Keywords: drug use, free market, legal fictions, rights, libertarianism

In this excerpt from his omonimously titled book, the widely known libertarian author makes a strong case for a free market in drugs. He exposes what he considers legal fictions used by the US government to incriminate drug takers, and analyses personal rights in the dilemmatic context of opportunities vs. risks. For Szasz, our right to drugs is part of an inalienable right to property, as already recognised by Ludwig von Mises. According to Szasz’ argument, the essence of liberty is choice, the one thing necessary to give moral value to any human action in the first place, which does not mean, however, an obligativity of the right choice for our freedom.
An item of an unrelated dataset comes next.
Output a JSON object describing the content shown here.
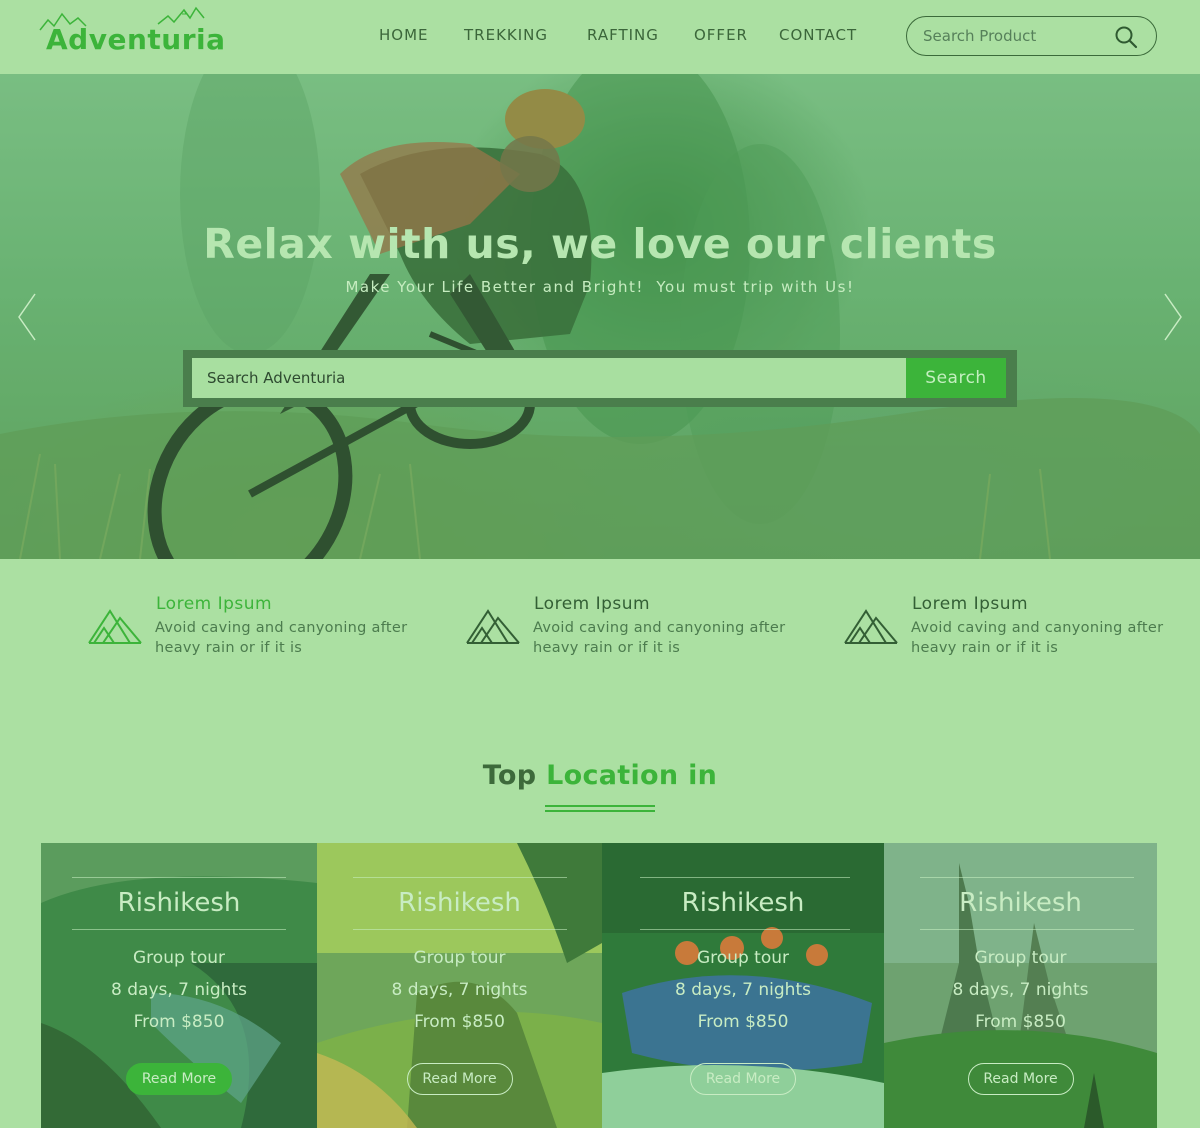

In his diagnosis of the current, inconsistently regulated and unprincipled American drug market, and of the fictional or even harmful drug abuse services, the author concludes with the dismissal of the reformed drug policy.

 

Gábor Szendi

Jail Warder and Father Confessor. On the Double Function of Psychiatry

Keywords: psychiatry, drug industry, coercion, antidepressants

In order to denounce the harmful effects of psychiatry, also closely tied to the international drug industry, on our culture and everyday life, the essay goes back to the roots of its traditionally coercive practice, arguing that this violent past is not yet buried. Even with the allegedly scientific turn of this medical specialty, modern psychiatry is still very far from having established itself upon firm scientific grounds and from having developed properly scientific methods, as it proceeds more led by psychopharmacology, than leading it. Nevertheless, its claim to coercive authority remains as strong as ever, as the addictive drugs prescribed by it are no better or even worse than placebo.